SOME COUNTRIES had developed a deep antipathy towards our corporation tax policies, Fianna Fáil leader Micheál Martin told the Dáil last night. “Quite frankly it has become almost a fetish for the representatives of some countries to get excited about them.’’
He said as a minister he had debates with colleagues from other countries about the issue, and the House would know Brian Cowen had a “colourful and passionate’’ disagreement with French president Nicolas Sarkozy at his last EU council meeting.
“What is amazing about this is that not one shred of evidence has been produced to show that our corporation tax is anything other than a minuscule part of broader European economic performance.

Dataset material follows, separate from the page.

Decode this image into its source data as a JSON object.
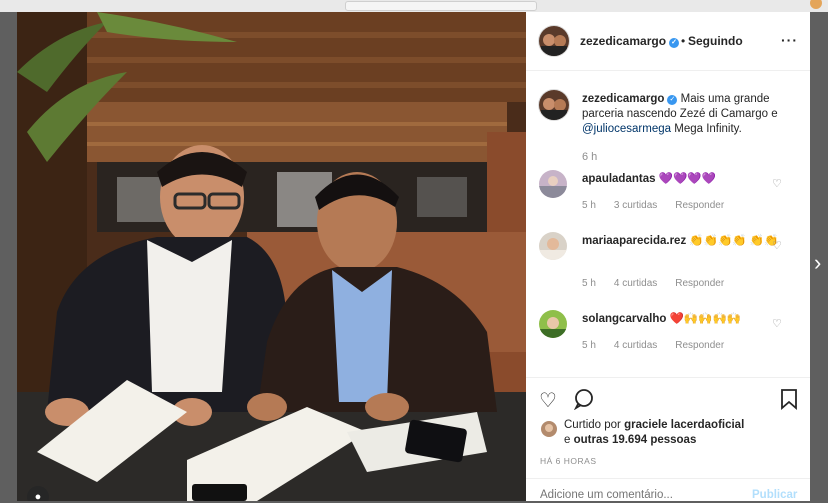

“Our economy is 1 per cent of the size of the European economy. Our policies have an impact on the French and German economies which is close to zero.’’
Mr Martin was introducing a Fianna Fáil Private Members’ motion seeking to retain the State’s corporate tax regime.
He said an independent study on the likely impact of the EU Commission’s latest common consolidated corporate tax base had shown it would likely be of no net benefit to the European economy as a whole. “It would also be of negligible, if any, benefit to France and Germany.’’ However, there would be a direct and potentially devastating impact on Ireland’s economy, with our national income cut by over 3 per cent.
Minister of State for Public Service Reform Brian Hayes said there was a consensus on the corporate tax policy. “The overall message is clear and unambiguous: our commitment to the 12.5 per cent rate in the programme for government will be upheld.”